Friday 29 October 2010

Freedom

Freedom comes in many guises. Like many words it is easy to say but what it means is harder to fathom. It is freighted, weighed down, deep by experience, history and myth, surround it like dense fog. To approach it, fathom it, we can turn to dictionaries, philosophers, songs, movies. ‘Freedom is just another word for nothing' left to lose’ in ‘Me and Bobby Mcgee.’ While in Braveheart, William Wallace makes the following speech ‘Aye, fight and you may die. Run, and you'll live... at least a while. And dying in your beds, many years from now, would you be willin' to trade ALL the days, from this day to that, for one chance, just one chance, to come back here and tell our enemies that they may take our lives, but they'll never take... OUR FREEDOM!’
That it is better to die by living, rather than live by dying, is the classic existentialist position.
Sartre a leading exponent wrote that ‘we are condemned to be free’. Our freedom lies in having to make choices, in taking responsibility for ourselves. We cannot blame others, our parents, society, God or evade it by pleading the unconscious. We are not blind puppets, dancing on the end of someone else’s string – it really is up to us. To recall Shakespeare we are actors on a stage, ‘players’, with our ‘exits’ and ‘entrances.’ Playing ‘many parts’ through ‘seven ages’ we start with sound, as infants ‘mewling’, schoolboys ‘whining.’ Before, we become lovers ‘sighing like furnace, with a woeful ballad’. Sound is shaped, words arise and we continue as the soldier ‘full of strange oaths’, and then the justice ’full of wise saws’. In the ‘sixth age’, the ‘big manly voice’, is ‘turning again toward childish treble, pipes’, with ‘whistles in’ its ‘sound.’ From speech, back to sound,and then lastly silence.

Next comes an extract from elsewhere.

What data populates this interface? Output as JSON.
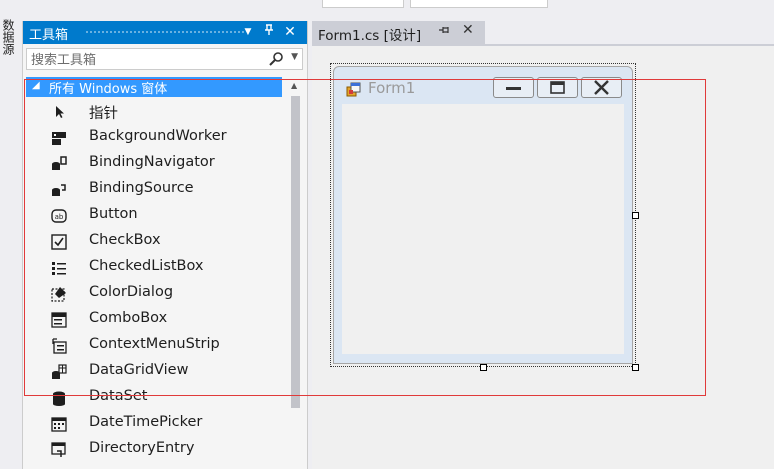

Sound is our medium, shaped sound our speech. Our voices carry us into the known world and beyond. It is the connecting pattern vibrating between us, if we let it be, as sound. Sounding the depths we fathom our own freedom. We find, our own unique, individual voices, in speech and language. We communicate, and become human. Language is here connecting. It is the gift by which we give ourselves, find ourselves, find love, find friendship - love and friendship are cognate with freedom. The fog has lifted, as it sometimes does and in the clarity of the moment, freedom, love and friendship are together, united in language, three in one, a trinity to aim for. A trinity, experienced last week, with my fellow Dark Angels, to all of whom, my thanks.